Auch ein gravierender Einfluss außerlandwirtschaftlicher Investoren kann nach einer Untersuchung von Prof. Silke Hüttel von der Universität Rostock zumindest für Sachsen-Anhalt ausgeschlossen werden. Nach Einschätzung des Direktors des Leibniz-Instituts für Agrarentwicklung in Transformationsökonomien (IAMO), Prof. Alfons Balmann, folgen die Preise am landwirtschaftlichen Bodenmarkt auch heute meist den ökonomischen Rahmenbedingungen. Er sieht allenfalls partiell Marktversagen, das politisch und strukturell gelöst werden müsse.

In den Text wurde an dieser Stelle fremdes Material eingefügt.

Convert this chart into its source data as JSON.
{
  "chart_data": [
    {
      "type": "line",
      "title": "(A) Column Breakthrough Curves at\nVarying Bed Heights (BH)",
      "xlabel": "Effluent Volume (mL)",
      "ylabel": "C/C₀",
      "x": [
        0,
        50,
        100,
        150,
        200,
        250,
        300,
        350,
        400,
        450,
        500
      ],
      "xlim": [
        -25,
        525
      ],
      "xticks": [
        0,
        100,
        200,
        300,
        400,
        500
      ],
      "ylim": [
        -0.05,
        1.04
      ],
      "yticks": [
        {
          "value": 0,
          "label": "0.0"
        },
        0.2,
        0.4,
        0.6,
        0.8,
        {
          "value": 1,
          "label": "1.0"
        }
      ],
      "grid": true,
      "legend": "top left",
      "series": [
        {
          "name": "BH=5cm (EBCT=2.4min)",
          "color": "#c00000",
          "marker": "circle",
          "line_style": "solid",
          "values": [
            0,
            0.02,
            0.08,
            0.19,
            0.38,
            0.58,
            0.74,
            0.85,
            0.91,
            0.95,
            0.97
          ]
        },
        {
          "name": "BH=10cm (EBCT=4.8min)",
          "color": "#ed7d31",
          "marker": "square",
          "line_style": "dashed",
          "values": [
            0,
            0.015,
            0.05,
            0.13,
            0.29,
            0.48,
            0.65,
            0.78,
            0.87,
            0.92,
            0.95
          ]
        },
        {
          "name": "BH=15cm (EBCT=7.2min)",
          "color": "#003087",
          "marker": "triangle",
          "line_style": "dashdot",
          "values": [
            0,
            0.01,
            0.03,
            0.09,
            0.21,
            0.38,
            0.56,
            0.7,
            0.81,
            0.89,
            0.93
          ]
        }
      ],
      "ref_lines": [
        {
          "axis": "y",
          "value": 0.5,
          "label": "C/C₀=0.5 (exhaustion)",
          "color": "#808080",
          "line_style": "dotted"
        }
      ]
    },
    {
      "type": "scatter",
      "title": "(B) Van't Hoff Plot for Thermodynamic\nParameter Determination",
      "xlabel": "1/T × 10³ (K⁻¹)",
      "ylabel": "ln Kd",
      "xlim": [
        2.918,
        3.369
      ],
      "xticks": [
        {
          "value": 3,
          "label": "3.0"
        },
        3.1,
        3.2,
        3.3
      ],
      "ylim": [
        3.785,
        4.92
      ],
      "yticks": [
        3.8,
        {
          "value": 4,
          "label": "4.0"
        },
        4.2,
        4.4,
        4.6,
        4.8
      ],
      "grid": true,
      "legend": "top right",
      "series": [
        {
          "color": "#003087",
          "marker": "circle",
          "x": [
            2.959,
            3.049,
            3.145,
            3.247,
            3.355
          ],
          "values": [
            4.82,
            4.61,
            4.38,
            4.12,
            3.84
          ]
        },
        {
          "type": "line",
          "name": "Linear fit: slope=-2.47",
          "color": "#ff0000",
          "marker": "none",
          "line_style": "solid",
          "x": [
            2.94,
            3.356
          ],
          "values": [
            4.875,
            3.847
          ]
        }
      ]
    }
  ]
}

Der Vorsitzende des Kreisbauernverbandes Uckermark, Manfred Mesecke, monierte dennoch negative Folgen der aktuellen Bodenmarktentwicklung für kleinere Betriebe. BVVG nur ein Akteur unter Vielen Nach Darstellung von Schulz macht der Anteil der BVVG an den landwirtschaftlichen Bodenverkäufen in den neuen Bundesländern ohne Transaktionen nach dem Entschädigungs- und Ausgleichsleistungsgesetz (EALG) lediglich ein Drittel aus. Ziehe man davon auch die Direktverkäufe an Pächter ab, die den freien Markt ebenfalls nicht tangierten, betrage der Anteil der BVVG sogar nur zwischen 12 % und 15 %. Zudem verfüge die Gesellschaft heute gerade noch über etwa 3 % der landwirtschaftlichen Nutzfläche in den neuen Bundesländern, so dass von einer marktbeherrschenden Stellung der BVVG eigentlich keine Rede sein könne.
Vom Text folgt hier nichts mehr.